At Mercy Hill, we talk a lot about growth. Growth matters—it means more seats, more services, more people reached with the gospel. But we’ve never pursued growth just for growth’s sake. We grow so that we can go.
That’s why one of our most recent Breaking Barriers podcasts may be one of the most important conversations we’ve shared. I sat down with our missions pastor, Landon, to talk about what it takes to move people from being a part of our church to being sent to the nations.
Here’s the big idea: we don’t drift into sending. We must build pathways. If we’re not as intentional about equipping and sending as we are about reaching and growing, we’ll miss our calling to carry the gospel to the ends of the earth.
Episode Recap: Key Insights from Part 1
This podcast is broken up into two parts. Here are the major takeaways from part one of our conversation:
1. Growth and Sending Go Hand in Hand
- Churches can grow without going, but they cannot go without growing.

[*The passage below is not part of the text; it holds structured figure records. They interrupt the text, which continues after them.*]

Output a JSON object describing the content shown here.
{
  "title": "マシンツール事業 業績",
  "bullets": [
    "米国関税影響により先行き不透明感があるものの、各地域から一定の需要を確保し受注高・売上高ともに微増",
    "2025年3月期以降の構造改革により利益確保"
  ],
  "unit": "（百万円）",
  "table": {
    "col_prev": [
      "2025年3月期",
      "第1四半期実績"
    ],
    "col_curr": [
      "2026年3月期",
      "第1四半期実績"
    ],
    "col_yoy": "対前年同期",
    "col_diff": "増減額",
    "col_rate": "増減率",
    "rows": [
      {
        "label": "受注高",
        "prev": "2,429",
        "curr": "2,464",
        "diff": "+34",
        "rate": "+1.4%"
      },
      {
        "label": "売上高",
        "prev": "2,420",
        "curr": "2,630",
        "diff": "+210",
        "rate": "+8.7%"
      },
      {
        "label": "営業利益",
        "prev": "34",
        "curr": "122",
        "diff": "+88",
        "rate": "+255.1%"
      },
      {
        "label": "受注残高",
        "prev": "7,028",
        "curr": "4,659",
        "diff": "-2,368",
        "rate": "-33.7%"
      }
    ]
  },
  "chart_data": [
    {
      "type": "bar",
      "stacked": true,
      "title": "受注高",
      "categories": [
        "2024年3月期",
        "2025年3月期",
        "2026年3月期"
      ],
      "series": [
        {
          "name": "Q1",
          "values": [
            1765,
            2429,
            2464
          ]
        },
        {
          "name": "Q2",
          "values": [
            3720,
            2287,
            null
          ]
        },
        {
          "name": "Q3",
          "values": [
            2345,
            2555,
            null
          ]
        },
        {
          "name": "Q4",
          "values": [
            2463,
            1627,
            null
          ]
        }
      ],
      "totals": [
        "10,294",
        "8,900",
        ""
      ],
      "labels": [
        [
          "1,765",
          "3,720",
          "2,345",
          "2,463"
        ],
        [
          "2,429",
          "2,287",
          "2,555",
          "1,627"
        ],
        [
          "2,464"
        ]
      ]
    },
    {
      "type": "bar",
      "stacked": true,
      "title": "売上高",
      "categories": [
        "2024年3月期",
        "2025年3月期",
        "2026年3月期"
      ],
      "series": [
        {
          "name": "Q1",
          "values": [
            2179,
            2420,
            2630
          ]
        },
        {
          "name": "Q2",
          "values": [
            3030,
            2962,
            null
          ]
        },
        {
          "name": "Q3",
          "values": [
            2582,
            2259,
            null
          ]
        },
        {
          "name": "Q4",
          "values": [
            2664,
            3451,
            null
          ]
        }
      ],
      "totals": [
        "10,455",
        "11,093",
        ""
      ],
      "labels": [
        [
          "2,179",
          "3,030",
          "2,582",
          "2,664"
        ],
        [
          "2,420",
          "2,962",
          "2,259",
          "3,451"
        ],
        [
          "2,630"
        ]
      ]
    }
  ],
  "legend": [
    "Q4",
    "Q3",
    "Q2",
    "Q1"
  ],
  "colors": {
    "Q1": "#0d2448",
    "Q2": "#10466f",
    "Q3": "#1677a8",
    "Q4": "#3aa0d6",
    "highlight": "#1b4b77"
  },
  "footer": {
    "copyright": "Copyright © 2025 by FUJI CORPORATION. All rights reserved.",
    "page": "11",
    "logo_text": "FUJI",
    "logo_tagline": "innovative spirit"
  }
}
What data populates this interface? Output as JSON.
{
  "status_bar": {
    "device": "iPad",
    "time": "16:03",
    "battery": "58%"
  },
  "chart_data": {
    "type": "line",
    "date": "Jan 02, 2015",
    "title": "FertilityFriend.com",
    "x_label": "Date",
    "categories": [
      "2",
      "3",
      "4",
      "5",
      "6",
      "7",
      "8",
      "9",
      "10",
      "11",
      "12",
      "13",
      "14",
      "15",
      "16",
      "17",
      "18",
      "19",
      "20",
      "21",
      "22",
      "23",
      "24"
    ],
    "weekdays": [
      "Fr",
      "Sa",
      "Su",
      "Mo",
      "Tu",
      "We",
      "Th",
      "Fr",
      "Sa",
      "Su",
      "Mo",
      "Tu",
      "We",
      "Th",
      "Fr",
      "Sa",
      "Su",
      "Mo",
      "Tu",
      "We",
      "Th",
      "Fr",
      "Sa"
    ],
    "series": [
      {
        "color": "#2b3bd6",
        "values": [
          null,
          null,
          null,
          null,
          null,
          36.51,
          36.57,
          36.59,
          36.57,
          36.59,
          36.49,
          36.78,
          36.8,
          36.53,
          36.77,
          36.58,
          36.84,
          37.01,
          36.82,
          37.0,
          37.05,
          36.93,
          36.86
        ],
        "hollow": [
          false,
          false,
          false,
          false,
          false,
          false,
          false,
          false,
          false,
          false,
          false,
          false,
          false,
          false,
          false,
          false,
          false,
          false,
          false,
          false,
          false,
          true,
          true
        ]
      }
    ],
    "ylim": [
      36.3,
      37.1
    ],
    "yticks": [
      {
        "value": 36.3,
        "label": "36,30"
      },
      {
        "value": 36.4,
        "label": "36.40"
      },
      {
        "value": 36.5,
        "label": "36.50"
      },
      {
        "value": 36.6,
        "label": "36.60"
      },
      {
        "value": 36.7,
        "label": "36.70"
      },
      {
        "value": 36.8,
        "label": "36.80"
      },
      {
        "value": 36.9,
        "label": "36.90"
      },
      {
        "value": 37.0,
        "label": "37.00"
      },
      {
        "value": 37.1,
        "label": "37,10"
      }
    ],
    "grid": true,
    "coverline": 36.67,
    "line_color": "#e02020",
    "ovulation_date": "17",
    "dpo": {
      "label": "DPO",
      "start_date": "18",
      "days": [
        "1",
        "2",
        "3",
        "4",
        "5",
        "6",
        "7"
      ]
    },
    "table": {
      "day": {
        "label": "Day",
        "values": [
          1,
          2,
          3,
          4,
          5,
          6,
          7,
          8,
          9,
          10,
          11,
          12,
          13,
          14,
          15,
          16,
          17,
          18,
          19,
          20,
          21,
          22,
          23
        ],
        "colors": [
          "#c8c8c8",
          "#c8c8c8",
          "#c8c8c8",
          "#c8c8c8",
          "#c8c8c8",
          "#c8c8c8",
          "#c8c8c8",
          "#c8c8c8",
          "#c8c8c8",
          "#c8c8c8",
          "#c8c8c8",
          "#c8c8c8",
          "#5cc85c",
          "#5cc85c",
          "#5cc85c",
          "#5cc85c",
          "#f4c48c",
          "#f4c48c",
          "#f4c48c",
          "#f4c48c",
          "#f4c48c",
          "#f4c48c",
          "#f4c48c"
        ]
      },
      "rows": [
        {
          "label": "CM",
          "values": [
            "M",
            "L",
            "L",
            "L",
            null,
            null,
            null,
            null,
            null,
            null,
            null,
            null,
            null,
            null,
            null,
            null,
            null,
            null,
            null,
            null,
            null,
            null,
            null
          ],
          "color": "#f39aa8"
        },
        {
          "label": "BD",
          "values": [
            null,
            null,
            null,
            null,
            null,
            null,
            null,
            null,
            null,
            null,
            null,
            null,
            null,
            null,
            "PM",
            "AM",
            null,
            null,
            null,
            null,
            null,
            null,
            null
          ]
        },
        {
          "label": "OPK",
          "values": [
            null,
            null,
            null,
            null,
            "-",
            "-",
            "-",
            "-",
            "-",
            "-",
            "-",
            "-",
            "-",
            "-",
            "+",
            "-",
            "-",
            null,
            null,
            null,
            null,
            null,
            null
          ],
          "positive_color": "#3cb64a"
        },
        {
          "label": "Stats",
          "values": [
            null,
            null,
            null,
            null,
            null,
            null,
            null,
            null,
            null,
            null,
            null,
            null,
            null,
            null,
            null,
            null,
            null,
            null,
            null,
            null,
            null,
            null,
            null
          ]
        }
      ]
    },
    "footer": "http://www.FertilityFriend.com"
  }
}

- Seating capacity fuels sending capacity. If we’re not reaching people locally, we won’t raise up and send people globally.
2. Sending Doesn’t Happen by Accident
- Many pastors assume sending will “just happen” once growth happens—but it doesn’t.
- We need just as much intentionality around equipping people to go as we do around growing our churches.
3. Building a Pipeline
- At Mercy Hill, we’ve sent more than 200 people, including 71 internationally, through the International Mission Board and other sending organizations.
- That happened through a pipeline—a funnel that consistently equips people, step by step, for the challenges of the field.
- We’ve adapted and refined this process constantly because the work is too important to leave to chance.
4. Preparing for the Realities of the Field
- Missionaries don’t just need passion. They need resilience, flexibility, and what we call gospel grit.
- The pipeline helps prepare them for new languages, cultures, hardships, and team dynamics that often derail people who weren’t ready.
- We want to send people who don’t just survive two years overseas, but who thrive long enough to make disciples, plant churches, and multiply.
5. The Fruit of Sending
- The results of sending are often invisible to the sending church, but they’re real.
- One Mercy Hill unit in South Asia saw 250 baptisms this past Easter. That’s kingdom growth we’d never see without sending.
- Every step in the pipeline, every act of equipping, every “yes” that stacks on top of another—all of it adds up to lives changed around the world.
Listen & Watch
Listen to this podcast on Apple, Spotify, or your favorite podcast platform. Watch the full conversation on YouTube or at the end of this post.
Closing: Pastoral Call
As pastors and church leaders, we’re called to shepherd our people not just to attend but to be sent. Growth is vital, but growth without going misses the point.
My prayer is that these conversations will help you think intentionally about your own missions pipeline. This post covers Part 1 of our conversation. Be on the lookout—I’ll be sharing a blog soon on Part 2, where we dig even deeper into the strategy of sending. What next step can you create for someone in your church this month? What “yes” can they take today that may lead them to the nations tomorrow? Brothers and sisters, let’s grow so that we can go.